“Niente di vero” di Veronica Raimo: come raccontare una vita?
Ci siamo mai chiesti da che parte inizieremmo a raccontare la nostra storia? Ci siamo mai domandati quanto riusciremmo a essere sinceri? Che poi è pure buffo, a ben pensarci.
Perché nell’etimologia della parola “sincero”, quel “sine” vuole dire “senza”, il che implicherebbe che dovremmo esporci “senza” qualcosa, privandoci, togliendo.
Ma mostrarsi non vuol dire l’esatto contrario? Sì, e ce lo spiega benissimo Veronica Raimo nel suo nuovo romanzo, “Niente di vero” (Einaudi), nel quale si racconta “con”, riempiendo le pagine di ironia, tormenti, salti temporali, sfaldamenti, andate e ritorni, false partenze, false piste, pigrizia, cambiamento.
Parole che raccontano con onestà disarmante – di quelle che quasi imbarazzano – istantanee di un percorso mai pianeggiante, una serie di tornanti che spaventano e allo stesso tempo incantano, un andirivieni di personaggi con i quali si scenderà a patti, nonostante tutto.

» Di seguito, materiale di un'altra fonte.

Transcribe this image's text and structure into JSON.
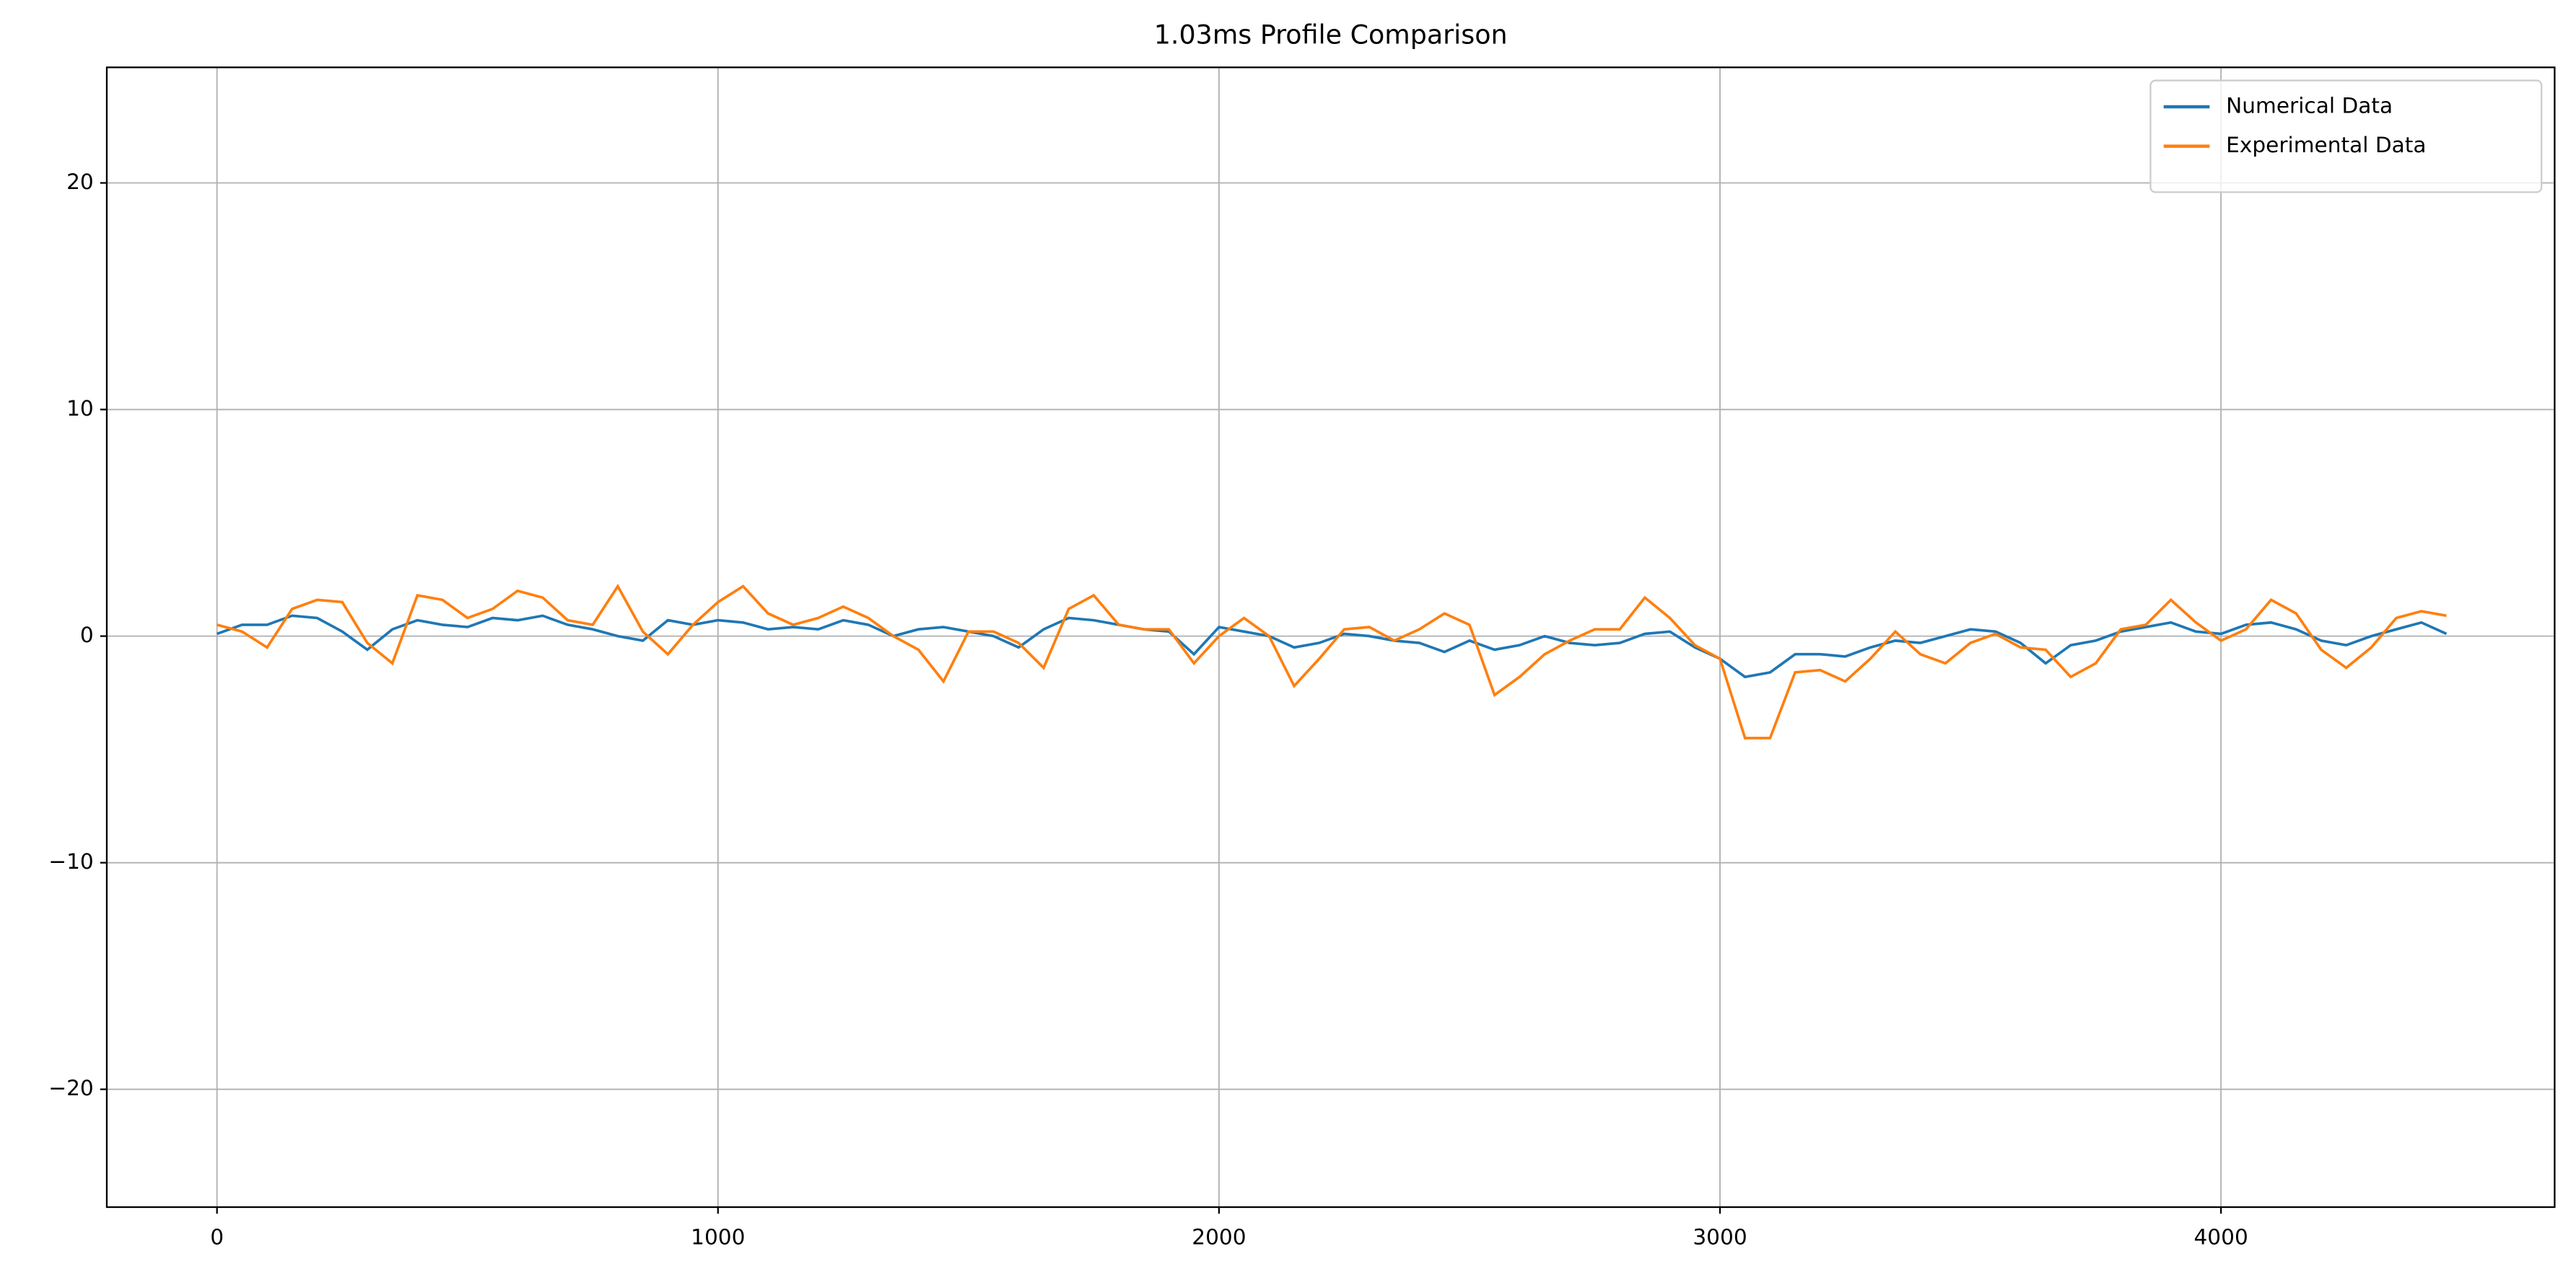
{
  "chart_data": {
    "type": "line",
    "title": "1.03ms Profile Comparison",
    "x": [
      0,
      50,
      100,
      150,
      200,
      250,
      300,
      350,
      400,
      450,
      500,
      550,
      600,
      650,
      700,
      750,
      800,
      850,
      900,
      950,
      1000,
      1050,
      1100,
      1150,
      1200,
      1250,
      1300,
      1350,
      1400,
      1450,
      1500,
      1550,
      1600,
      1650,
      1700,
      1750,
      1800,
      1850,
      1900,
      1950,
      2000,
      2050,
      2100,
      2150,
      2200,
      2250,
      2300,
      2350,
      2400,
      2450,
      2500,
      2550,
      2600,
      2650,
      2700,
      2750,
      2800,
      2850,
      2900,
      2950,
      3000,
      3050,
      3100,
      3150,
      3200,
      3250,
      3300,
      3350,
      3400,
      3450,
      3500,
      3550,
      3600,
      3650,
      3700,
      3750,
      3800,
      3850,
      3900,
      3950,
      4000,
      4050,
      4100,
      4150,
      4200,
      4250,
      4300,
      4350,
      4400,
      4450
    ],
    "series": [
      {
        "name": "Numerical Data",
        "color": "#1f77b4",
        "values": [
          0.1,
          0.5,
          0.5,
          0.9,
          0.8,
          0.2,
          -0.6,
          0.3,
          0.7,
          0.5,
          0.4,
          0.8,
          0.7,
          0.9,
          0.5,
          0.3,
          0.0,
          -0.2,
          0.7,
          0.5,
          0.7,
          0.6,
          0.3,
          0.4,
          0.3,
          0.7,
          0.5,
          0.0,
          0.3,
          0.4,
          0.2,
          0.0,
          -0.5,
          0.3,
          0.8,
          0.7,
          0.5,
          0.3,
          0.2,
          -0.8,
          0.4,
          0.2,
          0.0,
          -0.5,
          -0.3,
          0.1,
          0.0,
          -0.2,
          -0.3,
          -0.7,
          -0.2,
          -0.6,
          -0.4,
          0.0,
          -0.3,
          -0.4,
          -0.3,
          0.1,
          0.2,
          -0.5,
          -1.0,
          -1.8,
          -1.6,
          -0.8,
          -0.8,
          -0.9,
          -0.5,
          -0.2,
          -0.3,
          0.0,
          0.3,
          0.2,
          -0.3,
          -1.2,
          -0.4,
          -0.2,
          0.2,
          0.4,
          0.6,
          0.2,
          0.1,
          0.5,
          0.6,
          0.3,
          -0.2,
          -0.4,
          0.0,
          0.3,
          0.6,
          0.1
        ]
      },
      {
        "name": "Experimental Data",
        "color": "#ff7f0e",
        "values": [
          0.5,
          0.2,
          -0.5,
          1.2,
          1.6,
          1.5,
          -0.3,
          -1.2,
          1.8,
          1.6,
          0.8,
          1.2,
          2.0,
          1.7,
          0.7,
          0.5,
          2.2,
          0.2,
          -0.8,
          0.5,
          1.5,
          2.2,
          1.0,
          0.5,
          0.8,
          1.3,
          0.8,
          0.0,
          -0.6,
          -2.0,
          0.2,
          0.2,
          -0.3,
          -1.4,
          1.2,
          1.8,
          0.5,
          0.3,
          0.3,
          -1.2,
          0.0,
          0.8,
          0.0,
          -2.2,
          -1.0,
          0.3,
          0.4,
          -0.2,
          0.3,
          1.0,
          0.5,
          -2.6,
          -1.8,
          -0.8,
          -0.2,
          0.3,
          0.3,
          1.7,
          0.8,
          -0.4,
          -1.0,
          -4.5,
          -4.5,
          -1.6,
          -1.5,
          -2.0,
          -1.0,
          0.2,
          -0.8,
          -1.2,
          -0.3,
          0.1,
          -0.5,
          -0.6,
          -1.8,
          -1.2,
          0.3,
          0.5,
          1.6,
          0.6,
          -0.2,
          0.3,
          1.6,
          1.0,
          -0.6,
          -1.4,
          -0.5,
          0.8,
          1.1,
          0.9
        ]
      }
    ],
    "xlim": [
      -220,
      4666
    ],
    "ylim": [
      -25.2,
      25.1
    ],
    "xticks": [
      0,
      1000,
      2000,
      3000,
      4000
    ],
    "yticks": [
      {
        "value": -20,
        "label": "−20"
      },
      {
        "value": -10,
        "label": "−10"
      },
      0,
      10,
      20
    ],
    "grid": true,
    "legend": "upper right"
  }
}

“I miei rari tentativi di essere sincera con lei non sono mai presi sul serio, bensì guardati con un misto di sospetto e compassione”, ci dice subito la protagonista, raccontando il rapporto con la madre. E ancora: “Nella mia famiglia ognuno ha il proprio modo di sabotare la memoria per tornaconto personale. Abbiamo sempre manipolato la verità come se fosse un esercizio di stile, l’espressione più completa della nostra identità”.
Ed è qui che entra in gioco il titolo, quel “Niente di vero” di cui probabilmente, una volta iniziata la lettura, ci si dimentica, per poi capitolare nell’ammettere che eravamo già stati avvisati.
Perché se è un continuo rimando a quei “senza” e ai rispettivi “con”, “Niente di vero” è anche un’altalena emotiva tra finzione e realtà, una nebulosa di ricordi che diventano (ri)scrittura, un modo per (ri)ordinare i pensieri, un espediente per (ri)mescolare le carte.
“La maggior parte dei ricordi ci abbandona senza che nemmeno ce ne accorgiamo; per quanto riguarda i restanti, siamo noi a rifilarli di nascosto, a spacciarli in giro, a promuoverli con zelo, venditori porta a porta, imbonitori in cerca di qualcuno da abbindolare che si abboni alla nostra storia. Scontata, a metà prezzo”.
La protagonista del romanzo ha una personalità ben delineata sin dalle prime battute. Si evince il suo carattere schietto, diretto, la sua autoironia. La sua voce è chiarissima e interpretarla non era compito facile.
Ci è riuscita perfettamente, però, Cristina Pellegrino che ha letto “Niente di vero” per Audible, riuscendo a vestire bene i suoi panni.
Non era impresa semplice, essere credibile e allo stesso tempo catturare l’attenzione dell’ascoltatore come riesce a fare con le parole Veronica Raimo, ma Cristina Pellegrino mi ha incantata per il modo in cui ha saputo dare peso alle parole, consistenza. Nel suo scandirle con cura, ne ha preso le misure, finendo anche per aggiungere un pizzico di colore personale alla narrazione.
“Non ho mai avuto un’immagine di me nel futuro che non fosse del tutto velleitaria. Le velleità di solito servono a ingannare se stessi, mentre io volevo ingannare gli altri”, scrive Veronica Raimo sul finale. E, se inganno è stato, va bene uguale. Preferisco essere ingannata in questo modo, piuttosto che rimanere del tutto indifferente.
A me è piaciuto tanto: l’ho trovato pungente al punto giusto, senza mai sbrodolare o esagerare.